NOT IN MY NEIGHBORHOOD !!!
ROFL
Hmmmm...
First, the Gitmo detainees - now, this...
Is Michigan angling to become The American Gulag???
Jennifer Granholm strikes again.
Here in Texas, small towns will campaign to get local prisons built. It’s money coming in, and provides jobs. That said, many of the prisoner families end up moving into the area, so crime goes up and neighborhoods go down.
It’s a lucrative business, housing prisoners.
“Gov. Granholm is now left to decide if the state will accept hundreds of terrorism suspects now held in Guantanamo Bay instead.”
That should work out well, what with the proximity of Dearborn and all...
The solution for California is simple: Joe Arpaio-style tent jails in the desert. By international laws, military style field conditions are *not* a violation of human rights. And they cost just a fraction of “brick” jails.
This not only solves California’s prison overcrowding problem, but provides much more space per inmate, and with multiple facilities allows for segregation and separation of gang members. Numerous subsections of the tent cities can be split off with internal fences, like cell blocks, and particularly troublesome prisoners can even be individually isolated.
As a resident of Palm Desert, CA, I have been calling for this for years. The desert between Indio and Blythe along the I10 corredor is vacant. You could locate a prison halfway between these two communities and 10 miles north or south of the interstate.
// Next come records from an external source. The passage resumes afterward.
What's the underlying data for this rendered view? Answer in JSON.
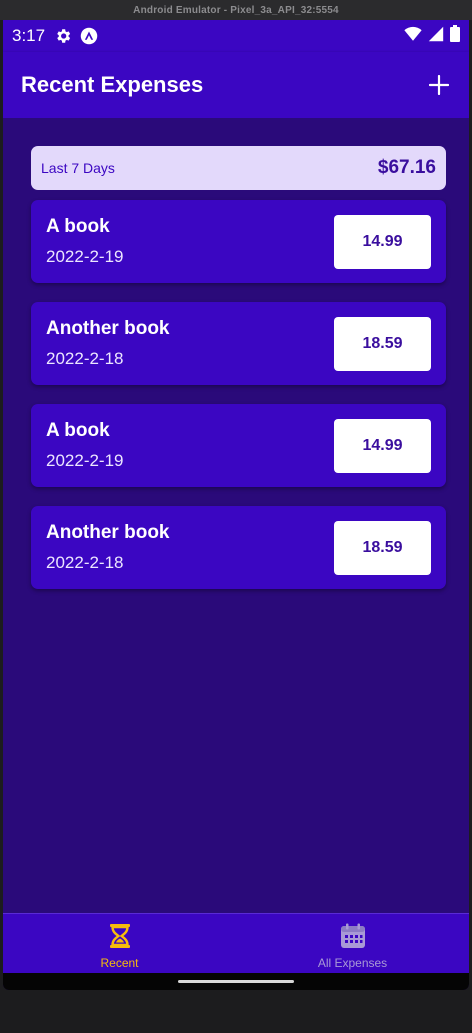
{
  "emulator": {
    "title": "Android Emulator - Pixel_3a_API_32:5554"
  },
  "status_bar": {
    "time": "3:17",
    "icons": [
      "gear-icon",
      "app-logo-icon",
      "wifi-icon",
      "signal-icon",
      "battery-icon"
    ]
  },
  "app_bar": {
    "title": "Recent Expenses",
    "add_icon": "plus-icon"
  },
  "summary": {
    "period": "Last 7 Days",
    "sum": "$67.16"
  },
  "expenses": [
    {
      "description": "A book",
      "date": "2022-2-19",
      "amount": "14.99"
    },
    {
      "description": "Another book",
      "date": "2022-2-18",
      "amount": "18.59"
    },
    {
      "description": "A book",
      "date": "2022-2-19",
      "amount": "14.99"
    },
    {
      "description": "Another book",
      "date": "2022-2-18",
      "amount": "18.59"
    }
  ],
  "tabs": [
    {
      "label": "Recent",
      "icon": "hourglass-icon",
      "active": true
    },
    {
      "label": "All Expenses",
      "icon": "calendar-icon",
      "active": false
    }
  ],
  "colors": {
    "primary": "#3b06c2",
    "background": "#2a0a7a",
    "summary_bg": "#e3d9fb",
    "accent": "#f7bc0c",
    "inactive_tab": "#a99ad6"
  }
}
The prisoners would live in non-airconditioned tents surrounded by three barbed wire fences and lots of sensing devices. Their job each day would be to move sand from Point A to Point B. Then reverse the process the following day. No TV, no workout equipment, and plain food.
I will bet that very few would ever want to come back again, and the state would save a bundle in the cost of housing prisoners. But we will never see the day because the bleeding hearts in state government would never allow it.
LOL. Well parts of the old industrial areas already look like a war zone.
Well she said we were going to be "blown away" after her administration.
She is correct.
Inmates who are illegals and are serving time for non-violent crimes should be released to their country of citizenship immediately.
Inmates who have non-violent offenses should be released based upon a fine and payment schedule; paying money to the victim and the state for parole supervision.
Correctional peace officers retirement should return to the pre 2000 formula. No 3.0 per year at age 50.
Public employee unions should be prohibited from contributing to those who negotiate, approve, or vote on their pay, benefits, and job conditions.
The department of corrections can greatly reduce overtime by using hundreds of part-time or new full-time employees. Accelerate hiring. A veteran officer working overtime gets 150% of top pay. A new employee gets 125% of base pay including benefits.
Inmates who have money in their accounts should be charged a $15 co-pay for sick call and medical treatment.
An additional existing prison should be dedicated to maximum security and more until the inmates who want to program and not act out are together in whatever number of prisons needed to keep them separate from the idiots and fools. Such prisons should be integrated.
Please submit additional departments for similar comments.
You cannot house long-term prison inmates in the same conditions as short-term jail prisoners. Regardless of the legal issues of cruel and unusual, you have a long record of prison riots in this country with conditions being the major factor.
Plus it could help feed the wildlife in the area for those who try to escape ... a win-win for everyone. PETA would be proud.
Bwahahaha.
I guess it’s like having attractive actors playing historical figures.
House them in the Whitehouse along with “Mack Daddy” and his merry band of thieves and liars, that way they will be in equal company.
Now, a private entrepreneur could buy the prisons, Standish and Muskegon, that the State is closing and open them with non-union employees and bid for the business to house prisoners from California and other States.
The union in Cal has bribed the legislature for 19 years and every governor until now, to keep out private prisons. The private prisons in Cal house federal prisoners only, no state prisoners.